Russia staged a courageous comeback from two goals down to rescue a 2-2 draw with Switzerland in their UEFA EURO 2004™ qualifier in Basel.
Group wide open
Alexander Frei had struck twice for the hosts early in the first half, only for Sergei Ignashevitch to score with a header and penalty to save a point. The draw leaves Group 10 wide open, with the Swiss still top with nine points but the Republic of Ireland and Russia trailing them by two.
'All not lost'
Frei was disappointed that victory had slipped away from the Swiss. "From 2-0 up, we should not have lost it," he said. "We played well at the start and managed to do what we planned, which was to score early. All is not lost, though, and now we must concentrate on our game against Albania on Wednesday."
'Our own fault'
Coach Jakob Kuhn also believed Switzerland should have won. "I am satisfied with the performance and the result but we wasted two good chances to take all three points. Still, it is our own fault and we must now calm down ahead of the next match."

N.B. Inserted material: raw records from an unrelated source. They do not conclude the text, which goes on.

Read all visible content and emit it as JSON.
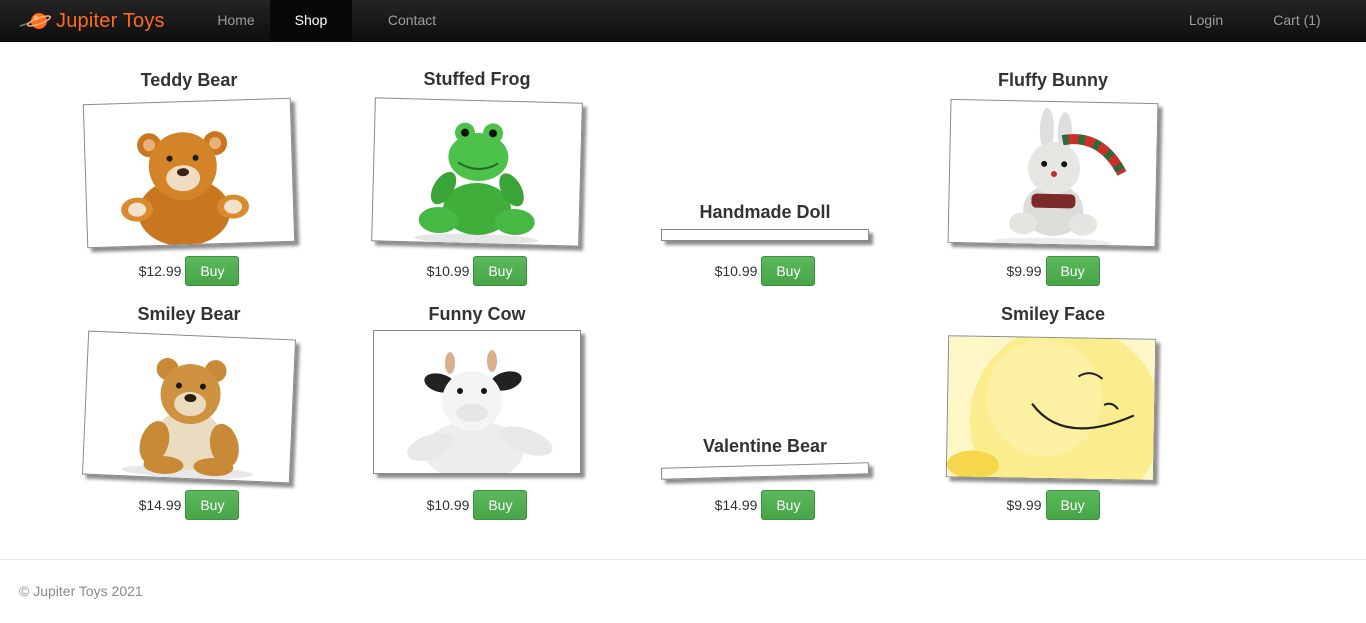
{
  "navbar": {
    "brand": "Jupiter Toys",
    "links": [
      {
        "label": "Home"
      },
      {
        "label": "Shop"
      },
      {
        "label": "Contact"
      }
    ],
    "login": "Login",
    "cart": "Cart (1)"
  },
  "products": [
    {
      "name": "Teddy Bear",
      "price": "$12.99",
      "buy": "Buy",
      "image": "teddy-bear-image"
    },
    {
      "name": "Stuffed Frog",
      "price": "$10.99",
      "buy": "Buy",
      "image": "stuffed-frog-image"
    },
    {
      "name": "Handmade Doll",
      "price": "$10.99",
      "buy": "Buy",
      "image": ""
    },
    {
      "name": "Fluffy Bunny",
      "price": "$9.99",
      "buy": "Buy",
      "image": "fluffy-bunny-image"
    },
    {
      "name": "Smiley Bear",
      "price": "$14.99",
      "buy": "Buy",
      "image": "smiley-bear-image"
    },
    {
      "name": "Funny Cow",
      "price": "$10.99",
      "buy": "Buy",
      "image": "funny-cow-image"
    },
    {
      "name": "Valentine Bear",
      "price": "$14.99",
      "buy": "Buy",
      "image": ""
    },
    {
      "name": "Smiley Face",
      "price": "$9.99",
      "buy": "Buy",
      "image": "smiley-face-image"
    }
  ],
  "footer": {
    "copyright": "© Jupiter Toys 2021"
  },
  "colors": {
    "brand": "#ff6a1f",
    "navbar": "#1b1b1b",
    "buy_button": "#5cb85c"
  }
}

Russia coach Valery Gazzaev, meanwhile, said: "We were shocked in the first 15 minutes of the game, but thankfully we managed to draw level quickly." Switzerland certainly began the game with a real swagger. Playing an aggressive formation, Stéphane Chapuisat and Ricardo Cabanas repeatedly found themselves unmarked as the Russians struggled to cope with the hosts' pace and flexibility.
It was little surprise when the Swiss took the lead on 14 minutes. A long throw from right-back Bernt Haas was cleared only as far as Hakan Yakin on the edge of the box. The Swiss playmaker showed exemplary technique to strike the volley on the full and when Russian goalkeeper Sergei Ovchinnikov failed to hold it, Frei reacted quickest to sweep the ball into the net.
The second goal came just two minutes later. Chapuisat broke down the left and slid the ball inside to the unmarked Hakan Yakin, who in turn drew his man before offloading to Frei. The young striker gleefully stroked home his second goal.
Russia seemed stunned and tried to slow the tempo of the game. They found a foothold, however, and could have pulled a goal back as early as the 20th minute, but Denis Popov stood on the ball with the goal at his mercy. Four minutes later, they did score. Rolan Gusev, the visitors' most threatening outlet, was fouled on the right. He stepped up and delivered a teasing cross, which Ignashevitch met with a powerful header.
Gusev continued to threaten with his expert crossing, but Switzerland went into the break with the lead. Russia coach Valery Gazzaev brought off the ineffective Popov, throwing on young livewire Dmitri Sytchev. He was to prove a constant threat in an open second half.
The game seemed to be going the way of the Swiss, but on 68 minutes they conceded an unexpected equaliser. Another Gusev cross seemed to have sailed past the far post only for referee Arturto Dauden Ibañez to blow up for a penalty. He had correctly spotted Rafael Wicky manhandling Igor Yanovski. Wicky was booked for the infringement and Murat Yakin booked for his protestations. Ignashevitch stepped up to take it and blasted confidently past Jörg Stiel to equalise.